We have reported that the finalists were: Amundi; BlackRock; Harding Loevner, a non-US equities boutique in the Affiliated General Managers stable; Harris Investments, a multi-asset unit of BMO Financial; JP Morgan Asset Management; MFS Investment Management; PanAgora Asset Management; and Schroder Investment Management.

BLI was seeking managers that had outperformed the MSCI World Index for the past three years and which specialise in developed markets.

The final decision was actually made in August, although the notice has only just been posted on the bureau’s website. It is listed as BLI’s fourth batch of overseas discretionary investments.

But this is not BLI’s first foray into global equities. It already manages nearly $2 billion in the asset class, both in-house and via a mandate run by Wellington that goes back to 2004. Janus Capital and Vontobel also run BLI money in global and emerging market equities, respectively.

Still, this is the first time the fund has issued an RFP for mature equity markets since 2004.

The term of the total $600 million mandate is five years, and the benchmark is the MSCI World Index – Developed Countries.

As at the end of May, BLI had NT$55.7 billion ($1.93 billion) in overseas equity investments, NT$35 billion of which it manages internally. The new mandates will boost BLI’s overseas equity allocation from 13% to 17% of its total AUM of NT$418.5 billion.

BLI expects the three investment managers to achieve net annual returns 2% higher than the benchmark on a rolling three-year basis, and to keep tracking error within 4-8% a year.
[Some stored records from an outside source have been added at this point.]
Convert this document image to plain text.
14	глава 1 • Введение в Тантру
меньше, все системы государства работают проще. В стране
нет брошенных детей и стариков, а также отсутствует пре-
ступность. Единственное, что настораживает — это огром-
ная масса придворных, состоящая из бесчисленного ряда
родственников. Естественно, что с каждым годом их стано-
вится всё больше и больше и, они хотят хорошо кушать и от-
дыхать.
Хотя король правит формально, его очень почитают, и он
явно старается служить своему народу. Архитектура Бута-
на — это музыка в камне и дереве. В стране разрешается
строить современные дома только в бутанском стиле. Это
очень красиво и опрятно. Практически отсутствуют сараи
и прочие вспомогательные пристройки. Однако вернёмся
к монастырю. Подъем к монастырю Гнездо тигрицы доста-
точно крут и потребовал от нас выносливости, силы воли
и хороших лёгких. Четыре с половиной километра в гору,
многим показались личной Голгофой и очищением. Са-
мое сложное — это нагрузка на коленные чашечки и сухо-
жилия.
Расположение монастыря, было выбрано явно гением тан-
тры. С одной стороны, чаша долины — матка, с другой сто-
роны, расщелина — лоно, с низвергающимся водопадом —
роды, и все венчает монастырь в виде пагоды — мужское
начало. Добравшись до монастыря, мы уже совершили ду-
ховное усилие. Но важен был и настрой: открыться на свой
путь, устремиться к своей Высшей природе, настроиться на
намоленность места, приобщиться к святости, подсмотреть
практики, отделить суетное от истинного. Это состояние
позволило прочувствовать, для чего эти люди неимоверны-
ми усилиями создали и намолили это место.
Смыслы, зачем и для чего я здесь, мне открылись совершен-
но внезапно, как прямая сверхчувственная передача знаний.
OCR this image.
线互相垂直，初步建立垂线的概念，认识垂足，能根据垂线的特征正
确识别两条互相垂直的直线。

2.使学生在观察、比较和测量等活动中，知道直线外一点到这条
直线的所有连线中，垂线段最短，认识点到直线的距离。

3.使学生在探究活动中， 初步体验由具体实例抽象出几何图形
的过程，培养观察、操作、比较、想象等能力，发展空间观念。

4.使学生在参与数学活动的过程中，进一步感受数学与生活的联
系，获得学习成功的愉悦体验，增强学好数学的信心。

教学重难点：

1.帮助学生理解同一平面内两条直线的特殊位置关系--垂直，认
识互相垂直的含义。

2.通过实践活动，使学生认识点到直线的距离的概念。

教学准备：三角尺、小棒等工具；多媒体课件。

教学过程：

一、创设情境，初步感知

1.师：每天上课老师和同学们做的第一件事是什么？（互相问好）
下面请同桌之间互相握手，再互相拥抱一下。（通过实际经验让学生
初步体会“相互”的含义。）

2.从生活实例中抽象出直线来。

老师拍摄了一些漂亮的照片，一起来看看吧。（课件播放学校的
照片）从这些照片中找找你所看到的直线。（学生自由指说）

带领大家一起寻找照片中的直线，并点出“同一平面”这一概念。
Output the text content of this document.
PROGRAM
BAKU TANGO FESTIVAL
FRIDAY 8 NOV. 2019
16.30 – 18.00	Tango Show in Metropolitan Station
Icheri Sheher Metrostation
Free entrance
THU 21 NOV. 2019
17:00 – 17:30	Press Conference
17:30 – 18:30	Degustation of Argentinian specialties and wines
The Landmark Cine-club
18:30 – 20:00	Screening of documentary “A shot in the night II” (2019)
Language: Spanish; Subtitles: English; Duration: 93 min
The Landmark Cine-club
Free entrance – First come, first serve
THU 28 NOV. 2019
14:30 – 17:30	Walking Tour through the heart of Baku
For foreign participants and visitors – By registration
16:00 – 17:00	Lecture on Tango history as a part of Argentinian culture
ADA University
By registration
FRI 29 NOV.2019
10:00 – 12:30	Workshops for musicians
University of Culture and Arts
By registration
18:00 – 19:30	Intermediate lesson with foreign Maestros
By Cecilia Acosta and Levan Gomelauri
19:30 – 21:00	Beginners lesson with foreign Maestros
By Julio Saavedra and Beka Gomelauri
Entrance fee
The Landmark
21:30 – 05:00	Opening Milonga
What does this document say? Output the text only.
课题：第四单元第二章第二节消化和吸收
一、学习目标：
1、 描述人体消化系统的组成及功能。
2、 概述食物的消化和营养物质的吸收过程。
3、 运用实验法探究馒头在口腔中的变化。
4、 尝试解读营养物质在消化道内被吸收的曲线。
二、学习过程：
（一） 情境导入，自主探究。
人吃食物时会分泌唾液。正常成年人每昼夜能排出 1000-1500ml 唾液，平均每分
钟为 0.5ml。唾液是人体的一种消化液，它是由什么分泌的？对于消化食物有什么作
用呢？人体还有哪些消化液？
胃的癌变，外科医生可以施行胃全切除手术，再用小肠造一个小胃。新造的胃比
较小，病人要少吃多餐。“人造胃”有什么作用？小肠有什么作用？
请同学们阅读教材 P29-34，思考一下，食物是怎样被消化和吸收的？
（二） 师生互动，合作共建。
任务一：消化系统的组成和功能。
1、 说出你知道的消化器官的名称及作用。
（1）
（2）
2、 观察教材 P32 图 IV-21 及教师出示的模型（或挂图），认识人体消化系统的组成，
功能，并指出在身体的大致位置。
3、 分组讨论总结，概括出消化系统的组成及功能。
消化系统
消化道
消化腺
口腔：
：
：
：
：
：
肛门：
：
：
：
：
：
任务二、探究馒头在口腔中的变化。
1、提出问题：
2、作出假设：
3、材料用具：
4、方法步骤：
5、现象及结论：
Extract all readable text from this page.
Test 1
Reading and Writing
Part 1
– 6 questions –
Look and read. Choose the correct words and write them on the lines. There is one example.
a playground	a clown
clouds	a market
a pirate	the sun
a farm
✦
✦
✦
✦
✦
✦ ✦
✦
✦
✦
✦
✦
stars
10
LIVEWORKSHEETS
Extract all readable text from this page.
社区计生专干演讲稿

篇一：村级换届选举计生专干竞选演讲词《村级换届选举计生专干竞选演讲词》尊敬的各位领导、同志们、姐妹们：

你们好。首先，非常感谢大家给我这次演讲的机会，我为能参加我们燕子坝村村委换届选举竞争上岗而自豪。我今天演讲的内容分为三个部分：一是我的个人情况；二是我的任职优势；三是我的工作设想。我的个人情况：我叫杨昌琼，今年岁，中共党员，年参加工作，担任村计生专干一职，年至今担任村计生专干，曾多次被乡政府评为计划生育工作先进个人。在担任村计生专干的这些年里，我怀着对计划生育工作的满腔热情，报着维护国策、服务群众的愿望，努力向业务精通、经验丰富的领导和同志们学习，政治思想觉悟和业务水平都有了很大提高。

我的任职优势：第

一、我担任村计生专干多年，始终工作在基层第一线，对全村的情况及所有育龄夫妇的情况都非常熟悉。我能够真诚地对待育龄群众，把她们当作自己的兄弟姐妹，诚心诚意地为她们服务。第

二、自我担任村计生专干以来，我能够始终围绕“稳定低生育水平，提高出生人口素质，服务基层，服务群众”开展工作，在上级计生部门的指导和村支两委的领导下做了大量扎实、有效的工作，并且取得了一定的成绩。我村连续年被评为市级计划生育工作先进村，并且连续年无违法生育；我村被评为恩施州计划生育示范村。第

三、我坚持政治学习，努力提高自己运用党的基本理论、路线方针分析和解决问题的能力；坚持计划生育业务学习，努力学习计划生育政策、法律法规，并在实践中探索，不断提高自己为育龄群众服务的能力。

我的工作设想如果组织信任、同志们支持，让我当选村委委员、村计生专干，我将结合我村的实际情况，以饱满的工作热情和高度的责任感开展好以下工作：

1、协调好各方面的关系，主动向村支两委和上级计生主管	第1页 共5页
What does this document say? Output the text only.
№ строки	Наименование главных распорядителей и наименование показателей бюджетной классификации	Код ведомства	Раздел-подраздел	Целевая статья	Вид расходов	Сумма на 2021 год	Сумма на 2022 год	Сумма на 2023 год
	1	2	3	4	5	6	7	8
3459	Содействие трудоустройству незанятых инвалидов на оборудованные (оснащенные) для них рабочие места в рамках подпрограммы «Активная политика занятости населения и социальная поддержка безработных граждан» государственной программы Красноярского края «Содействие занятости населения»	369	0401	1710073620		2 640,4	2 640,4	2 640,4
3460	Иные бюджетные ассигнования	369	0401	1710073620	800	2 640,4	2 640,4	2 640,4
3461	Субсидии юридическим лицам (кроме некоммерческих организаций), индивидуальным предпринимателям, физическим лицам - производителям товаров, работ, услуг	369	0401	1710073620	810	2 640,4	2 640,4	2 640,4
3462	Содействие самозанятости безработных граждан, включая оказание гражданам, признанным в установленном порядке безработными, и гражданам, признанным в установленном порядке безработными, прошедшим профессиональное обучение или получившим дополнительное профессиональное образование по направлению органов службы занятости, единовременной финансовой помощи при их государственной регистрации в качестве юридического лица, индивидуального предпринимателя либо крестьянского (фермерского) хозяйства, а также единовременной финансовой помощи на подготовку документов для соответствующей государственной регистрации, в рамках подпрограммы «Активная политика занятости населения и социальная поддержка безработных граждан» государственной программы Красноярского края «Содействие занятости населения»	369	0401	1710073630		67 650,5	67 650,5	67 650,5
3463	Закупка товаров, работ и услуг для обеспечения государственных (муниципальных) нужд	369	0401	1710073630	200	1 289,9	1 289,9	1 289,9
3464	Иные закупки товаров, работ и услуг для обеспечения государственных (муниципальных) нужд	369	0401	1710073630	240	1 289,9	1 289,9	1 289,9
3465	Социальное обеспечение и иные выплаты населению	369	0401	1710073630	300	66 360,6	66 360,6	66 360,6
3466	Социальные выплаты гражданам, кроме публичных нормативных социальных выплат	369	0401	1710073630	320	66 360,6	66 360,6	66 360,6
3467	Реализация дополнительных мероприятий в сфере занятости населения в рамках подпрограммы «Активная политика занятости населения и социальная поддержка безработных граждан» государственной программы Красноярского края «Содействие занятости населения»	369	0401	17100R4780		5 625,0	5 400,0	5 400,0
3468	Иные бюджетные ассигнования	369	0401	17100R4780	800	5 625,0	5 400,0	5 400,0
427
The managers were required to have an operating history of more than three years as of March 31 and have more than $5 billion in AUM worldwide in separate accounts and comingled funds that solely comprise institutional investors.

The managers will be allowed to invest in shares of listed companies traded both on exchanges and over-the-counter markets, as well as exchange-traded funds and real estate investment trusts. Investments in convertible bonds are not allowed unless obtained through corporate actions.

Managers will also be allowed to use derivatives up to a certain level and will not be allowed to short or use leverage.

In its investment guidelines, BLI specifies that the first stop-loss point will be triggered when the cumulative return of the portfolio falls below the target return by twice the mean of the tracking error.

If the loss exceeds 30%, BLI will require the return of all or any portion of the fund assets or to terminate the agreement.